Sugar is a type of carbohydrate, most easily identified as sucrose, or table sugar. If you’re looking for the bottom line of losing weight, it’s this: Cut out added sugars. When you eat sugar, your body produces insulin to lower your increased blood sugar levels. Eating large amounts of sugar over an extended period of time can throw off your metabolism and cause extra insulin production, causing your body to store sugar as fat. Like carbohydrates, sugar is an inevitable part of any diet that occurs naturally in fruits and many other healthy foods, and is important for energy storage.

However, your body is not used to dealing with an overload of unnatural sugars (like high fructose corn syrup), which are frequently added to packaged foods to improve taste. The American Heart Association recommends that an average person consumes no more than 6 to 9 teaspoons of added sugar each day.


Salt is also an essential part of your diet. It helps balance your internal fluids and control muscle function. But many healthy eaters avoid salt because they fear that it causes heart disease and increases your risk of a stroke. While a diet too high in sodium makes the kidneys work harder and causes excess water retention, which is bad for your blood stream and makes you bloat, an article published by the National Institute of Health recommends a sodium intake between 3 and 6 grams per day to actually reduce the risk of cardiovascular events.

As with any nutrient, moderation is key.
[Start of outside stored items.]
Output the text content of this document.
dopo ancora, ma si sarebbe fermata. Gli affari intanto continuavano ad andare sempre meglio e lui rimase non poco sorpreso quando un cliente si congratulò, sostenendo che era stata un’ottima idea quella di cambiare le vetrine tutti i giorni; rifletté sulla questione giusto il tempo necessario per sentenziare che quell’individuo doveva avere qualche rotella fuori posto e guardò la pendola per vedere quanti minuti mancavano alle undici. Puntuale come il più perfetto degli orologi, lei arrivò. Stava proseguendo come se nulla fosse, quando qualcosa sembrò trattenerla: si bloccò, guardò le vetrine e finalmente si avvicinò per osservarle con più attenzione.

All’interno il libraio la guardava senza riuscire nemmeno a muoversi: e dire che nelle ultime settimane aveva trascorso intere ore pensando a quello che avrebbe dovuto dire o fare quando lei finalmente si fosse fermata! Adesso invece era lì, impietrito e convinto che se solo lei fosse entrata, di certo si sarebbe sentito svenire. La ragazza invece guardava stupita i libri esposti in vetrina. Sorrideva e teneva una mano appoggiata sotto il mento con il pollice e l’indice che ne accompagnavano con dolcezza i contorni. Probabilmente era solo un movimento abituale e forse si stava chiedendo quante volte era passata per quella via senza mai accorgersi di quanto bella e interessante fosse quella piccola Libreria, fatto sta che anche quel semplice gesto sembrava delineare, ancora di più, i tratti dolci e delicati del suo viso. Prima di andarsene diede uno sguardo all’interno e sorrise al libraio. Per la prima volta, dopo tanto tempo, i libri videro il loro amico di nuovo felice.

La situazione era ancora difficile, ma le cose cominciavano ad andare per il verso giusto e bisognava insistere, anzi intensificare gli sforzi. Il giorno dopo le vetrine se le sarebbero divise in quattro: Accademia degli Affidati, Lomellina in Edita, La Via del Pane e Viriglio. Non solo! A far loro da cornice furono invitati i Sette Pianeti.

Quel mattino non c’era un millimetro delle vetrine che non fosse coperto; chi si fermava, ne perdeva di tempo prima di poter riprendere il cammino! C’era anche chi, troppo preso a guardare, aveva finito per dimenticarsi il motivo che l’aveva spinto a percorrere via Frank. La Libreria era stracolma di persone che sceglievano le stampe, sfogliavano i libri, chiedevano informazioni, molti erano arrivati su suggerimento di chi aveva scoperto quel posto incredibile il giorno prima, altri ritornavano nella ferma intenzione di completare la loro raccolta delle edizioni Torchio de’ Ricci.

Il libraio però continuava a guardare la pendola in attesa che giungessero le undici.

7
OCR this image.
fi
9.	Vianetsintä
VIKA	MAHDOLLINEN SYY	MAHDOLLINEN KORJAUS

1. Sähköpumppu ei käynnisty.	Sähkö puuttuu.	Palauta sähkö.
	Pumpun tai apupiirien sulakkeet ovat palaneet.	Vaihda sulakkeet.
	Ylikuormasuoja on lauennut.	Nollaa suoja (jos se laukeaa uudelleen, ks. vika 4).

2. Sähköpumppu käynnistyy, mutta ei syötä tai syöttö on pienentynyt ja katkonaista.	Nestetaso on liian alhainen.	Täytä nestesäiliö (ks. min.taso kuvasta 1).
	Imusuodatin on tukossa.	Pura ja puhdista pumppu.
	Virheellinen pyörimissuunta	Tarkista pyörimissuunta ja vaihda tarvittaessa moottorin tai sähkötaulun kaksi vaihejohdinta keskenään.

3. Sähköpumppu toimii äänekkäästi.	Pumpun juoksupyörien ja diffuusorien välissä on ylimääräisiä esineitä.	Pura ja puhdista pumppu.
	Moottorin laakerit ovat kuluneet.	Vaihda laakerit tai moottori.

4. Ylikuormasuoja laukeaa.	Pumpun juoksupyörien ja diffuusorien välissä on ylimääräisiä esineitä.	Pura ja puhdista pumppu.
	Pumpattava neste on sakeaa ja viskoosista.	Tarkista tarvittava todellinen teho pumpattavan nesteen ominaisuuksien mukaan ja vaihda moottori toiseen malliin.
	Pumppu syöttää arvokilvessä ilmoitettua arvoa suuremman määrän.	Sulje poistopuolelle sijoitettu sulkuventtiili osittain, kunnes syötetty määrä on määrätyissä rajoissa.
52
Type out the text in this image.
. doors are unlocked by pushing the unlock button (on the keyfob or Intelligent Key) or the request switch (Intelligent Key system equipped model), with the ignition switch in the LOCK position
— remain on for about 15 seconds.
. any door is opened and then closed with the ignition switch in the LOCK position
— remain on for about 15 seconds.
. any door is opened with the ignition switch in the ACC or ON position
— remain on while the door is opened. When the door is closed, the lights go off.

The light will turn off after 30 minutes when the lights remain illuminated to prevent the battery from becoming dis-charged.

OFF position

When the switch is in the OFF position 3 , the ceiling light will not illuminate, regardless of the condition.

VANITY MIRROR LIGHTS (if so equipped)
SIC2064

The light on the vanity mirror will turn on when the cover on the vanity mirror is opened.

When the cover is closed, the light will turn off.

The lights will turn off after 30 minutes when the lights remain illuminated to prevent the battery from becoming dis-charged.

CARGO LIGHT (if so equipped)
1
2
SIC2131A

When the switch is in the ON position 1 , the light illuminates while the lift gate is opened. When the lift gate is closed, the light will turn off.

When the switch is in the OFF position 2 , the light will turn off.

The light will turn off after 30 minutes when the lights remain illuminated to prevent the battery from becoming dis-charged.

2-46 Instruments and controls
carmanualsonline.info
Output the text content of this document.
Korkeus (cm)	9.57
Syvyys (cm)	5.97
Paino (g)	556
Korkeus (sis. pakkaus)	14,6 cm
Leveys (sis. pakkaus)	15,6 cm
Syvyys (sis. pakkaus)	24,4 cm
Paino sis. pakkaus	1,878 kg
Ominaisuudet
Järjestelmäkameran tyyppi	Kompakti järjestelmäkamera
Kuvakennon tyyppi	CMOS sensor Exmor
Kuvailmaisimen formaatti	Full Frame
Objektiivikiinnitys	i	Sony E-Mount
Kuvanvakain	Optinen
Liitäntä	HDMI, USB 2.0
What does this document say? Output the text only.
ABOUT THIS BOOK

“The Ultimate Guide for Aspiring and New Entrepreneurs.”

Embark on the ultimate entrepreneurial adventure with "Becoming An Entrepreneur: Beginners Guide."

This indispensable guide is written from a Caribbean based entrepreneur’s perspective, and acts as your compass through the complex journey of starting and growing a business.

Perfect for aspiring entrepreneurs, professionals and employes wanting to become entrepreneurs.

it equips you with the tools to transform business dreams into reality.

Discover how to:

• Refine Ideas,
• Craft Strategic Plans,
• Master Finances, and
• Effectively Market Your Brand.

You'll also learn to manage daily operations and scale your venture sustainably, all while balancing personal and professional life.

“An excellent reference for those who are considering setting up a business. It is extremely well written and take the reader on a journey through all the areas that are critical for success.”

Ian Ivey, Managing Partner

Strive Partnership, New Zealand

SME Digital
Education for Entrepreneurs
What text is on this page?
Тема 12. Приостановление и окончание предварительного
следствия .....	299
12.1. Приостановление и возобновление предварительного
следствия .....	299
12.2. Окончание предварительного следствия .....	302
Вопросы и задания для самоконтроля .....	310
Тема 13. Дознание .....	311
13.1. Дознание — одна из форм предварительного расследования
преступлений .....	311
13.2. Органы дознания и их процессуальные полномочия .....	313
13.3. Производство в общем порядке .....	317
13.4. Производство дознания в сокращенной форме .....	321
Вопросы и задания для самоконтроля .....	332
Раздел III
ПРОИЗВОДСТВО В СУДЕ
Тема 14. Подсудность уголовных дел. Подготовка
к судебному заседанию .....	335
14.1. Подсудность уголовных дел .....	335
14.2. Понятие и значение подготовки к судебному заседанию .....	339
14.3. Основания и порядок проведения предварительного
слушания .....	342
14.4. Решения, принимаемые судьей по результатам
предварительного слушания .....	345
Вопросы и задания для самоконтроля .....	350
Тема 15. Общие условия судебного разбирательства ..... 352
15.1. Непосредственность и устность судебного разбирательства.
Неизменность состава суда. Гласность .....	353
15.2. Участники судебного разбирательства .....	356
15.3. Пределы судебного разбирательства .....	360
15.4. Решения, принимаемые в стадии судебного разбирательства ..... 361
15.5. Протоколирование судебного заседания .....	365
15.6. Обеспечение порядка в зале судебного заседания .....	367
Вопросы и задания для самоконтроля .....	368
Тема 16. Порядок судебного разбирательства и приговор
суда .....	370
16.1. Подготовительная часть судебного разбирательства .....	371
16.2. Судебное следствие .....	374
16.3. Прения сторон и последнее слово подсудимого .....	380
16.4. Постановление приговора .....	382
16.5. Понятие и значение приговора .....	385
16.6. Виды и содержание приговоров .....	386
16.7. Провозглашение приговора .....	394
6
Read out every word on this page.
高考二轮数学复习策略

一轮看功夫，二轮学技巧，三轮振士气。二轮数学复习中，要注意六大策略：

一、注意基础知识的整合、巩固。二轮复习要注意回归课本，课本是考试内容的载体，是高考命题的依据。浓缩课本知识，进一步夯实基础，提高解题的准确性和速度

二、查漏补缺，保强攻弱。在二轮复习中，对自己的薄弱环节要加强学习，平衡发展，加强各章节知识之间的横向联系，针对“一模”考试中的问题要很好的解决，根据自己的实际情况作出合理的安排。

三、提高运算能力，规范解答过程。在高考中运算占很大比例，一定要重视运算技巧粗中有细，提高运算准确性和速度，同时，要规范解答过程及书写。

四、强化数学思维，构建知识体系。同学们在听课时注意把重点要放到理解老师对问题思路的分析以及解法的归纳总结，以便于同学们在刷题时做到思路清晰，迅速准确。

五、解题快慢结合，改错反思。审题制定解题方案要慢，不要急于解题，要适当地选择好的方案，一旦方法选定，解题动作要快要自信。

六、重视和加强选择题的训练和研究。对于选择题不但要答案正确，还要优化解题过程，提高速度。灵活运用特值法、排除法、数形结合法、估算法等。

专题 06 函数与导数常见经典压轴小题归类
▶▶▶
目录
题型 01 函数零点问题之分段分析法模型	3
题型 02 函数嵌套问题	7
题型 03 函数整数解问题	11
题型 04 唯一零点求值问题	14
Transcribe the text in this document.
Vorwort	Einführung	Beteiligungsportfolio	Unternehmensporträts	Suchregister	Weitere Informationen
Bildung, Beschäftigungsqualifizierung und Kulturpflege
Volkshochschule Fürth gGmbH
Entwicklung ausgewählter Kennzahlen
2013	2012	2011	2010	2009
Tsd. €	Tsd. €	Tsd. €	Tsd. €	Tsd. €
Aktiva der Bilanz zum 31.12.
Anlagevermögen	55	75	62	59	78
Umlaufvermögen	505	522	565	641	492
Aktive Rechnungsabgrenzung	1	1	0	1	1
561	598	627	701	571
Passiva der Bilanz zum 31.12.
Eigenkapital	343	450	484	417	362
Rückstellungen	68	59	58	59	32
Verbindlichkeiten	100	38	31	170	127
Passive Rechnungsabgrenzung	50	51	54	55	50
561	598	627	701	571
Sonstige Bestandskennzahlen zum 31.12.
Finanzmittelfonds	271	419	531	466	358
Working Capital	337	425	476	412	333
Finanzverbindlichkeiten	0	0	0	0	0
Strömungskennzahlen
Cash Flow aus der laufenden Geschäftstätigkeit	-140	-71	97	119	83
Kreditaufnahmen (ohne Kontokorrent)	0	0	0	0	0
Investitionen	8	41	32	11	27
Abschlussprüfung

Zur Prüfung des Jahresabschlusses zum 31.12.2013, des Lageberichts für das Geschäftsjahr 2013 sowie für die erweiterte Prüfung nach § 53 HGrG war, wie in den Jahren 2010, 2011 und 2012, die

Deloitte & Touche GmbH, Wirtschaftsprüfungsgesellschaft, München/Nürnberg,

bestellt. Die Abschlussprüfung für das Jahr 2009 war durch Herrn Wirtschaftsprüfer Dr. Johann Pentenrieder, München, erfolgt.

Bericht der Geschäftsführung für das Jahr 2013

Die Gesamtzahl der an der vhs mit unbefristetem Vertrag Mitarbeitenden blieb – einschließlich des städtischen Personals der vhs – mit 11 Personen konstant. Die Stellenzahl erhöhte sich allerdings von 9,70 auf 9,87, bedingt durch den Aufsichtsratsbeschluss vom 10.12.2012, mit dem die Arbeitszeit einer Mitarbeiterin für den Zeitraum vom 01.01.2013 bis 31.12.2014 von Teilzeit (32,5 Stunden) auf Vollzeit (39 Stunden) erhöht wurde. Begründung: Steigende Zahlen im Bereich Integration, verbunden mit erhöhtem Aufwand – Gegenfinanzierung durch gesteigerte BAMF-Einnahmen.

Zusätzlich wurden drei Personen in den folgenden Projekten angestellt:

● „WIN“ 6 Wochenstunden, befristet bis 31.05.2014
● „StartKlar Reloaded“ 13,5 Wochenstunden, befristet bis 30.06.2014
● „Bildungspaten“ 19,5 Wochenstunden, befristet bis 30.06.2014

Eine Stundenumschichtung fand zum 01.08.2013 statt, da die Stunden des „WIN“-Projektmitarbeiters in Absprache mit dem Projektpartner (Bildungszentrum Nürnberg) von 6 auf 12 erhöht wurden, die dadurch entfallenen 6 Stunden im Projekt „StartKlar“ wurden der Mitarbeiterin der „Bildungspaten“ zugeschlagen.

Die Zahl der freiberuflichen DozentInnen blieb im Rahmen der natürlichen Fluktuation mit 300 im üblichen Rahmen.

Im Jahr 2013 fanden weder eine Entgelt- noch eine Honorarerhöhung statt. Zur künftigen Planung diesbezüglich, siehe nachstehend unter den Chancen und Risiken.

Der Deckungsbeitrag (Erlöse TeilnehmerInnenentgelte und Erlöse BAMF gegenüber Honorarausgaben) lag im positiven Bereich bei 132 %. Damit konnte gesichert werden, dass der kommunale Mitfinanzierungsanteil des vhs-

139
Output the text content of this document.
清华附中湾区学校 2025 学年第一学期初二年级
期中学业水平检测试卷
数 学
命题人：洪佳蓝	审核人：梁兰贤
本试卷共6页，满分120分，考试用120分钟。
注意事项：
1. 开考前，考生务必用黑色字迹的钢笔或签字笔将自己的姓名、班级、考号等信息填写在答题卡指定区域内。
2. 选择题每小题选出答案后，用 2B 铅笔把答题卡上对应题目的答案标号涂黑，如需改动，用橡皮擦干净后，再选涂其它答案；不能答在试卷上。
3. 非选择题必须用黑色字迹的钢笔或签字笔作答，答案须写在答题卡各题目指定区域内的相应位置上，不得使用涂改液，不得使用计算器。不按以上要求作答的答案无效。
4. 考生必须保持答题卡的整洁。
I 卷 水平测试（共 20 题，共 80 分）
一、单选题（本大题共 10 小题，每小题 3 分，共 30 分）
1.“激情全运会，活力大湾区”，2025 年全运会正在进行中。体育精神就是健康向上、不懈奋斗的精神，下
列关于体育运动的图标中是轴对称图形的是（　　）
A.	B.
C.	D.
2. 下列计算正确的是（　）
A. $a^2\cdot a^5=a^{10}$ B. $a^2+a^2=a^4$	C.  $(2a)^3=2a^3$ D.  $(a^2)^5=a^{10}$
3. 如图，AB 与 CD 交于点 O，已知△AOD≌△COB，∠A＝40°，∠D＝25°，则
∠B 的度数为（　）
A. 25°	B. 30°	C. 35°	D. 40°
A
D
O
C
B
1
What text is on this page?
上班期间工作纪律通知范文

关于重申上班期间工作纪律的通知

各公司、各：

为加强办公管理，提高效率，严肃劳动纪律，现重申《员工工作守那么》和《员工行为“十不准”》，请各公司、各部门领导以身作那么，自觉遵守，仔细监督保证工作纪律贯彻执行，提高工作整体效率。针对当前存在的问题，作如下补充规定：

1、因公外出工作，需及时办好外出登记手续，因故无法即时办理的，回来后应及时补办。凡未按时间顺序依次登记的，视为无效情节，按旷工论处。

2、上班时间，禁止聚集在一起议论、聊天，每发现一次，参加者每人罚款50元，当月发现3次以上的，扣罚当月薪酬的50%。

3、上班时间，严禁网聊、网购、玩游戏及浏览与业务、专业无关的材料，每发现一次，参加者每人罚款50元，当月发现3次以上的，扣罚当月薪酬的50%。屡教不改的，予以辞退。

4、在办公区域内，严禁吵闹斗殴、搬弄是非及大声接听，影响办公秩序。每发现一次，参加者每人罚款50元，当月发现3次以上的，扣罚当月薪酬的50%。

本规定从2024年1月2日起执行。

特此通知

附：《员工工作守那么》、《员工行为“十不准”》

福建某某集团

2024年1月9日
You need salt to function, but you also need to keep the intake balanced. For instance, sodium elevates your blood pressure while potassium relaxes your blood vessels. To keep your body running smoothly, consume the recommended total for sodium along with the recommended intake for potassium. And before you start a diet that you’re unsure about, check with your doctor. Dietary restrictions, including limits on sugar, salt, fat and carbs, are as unique as you are.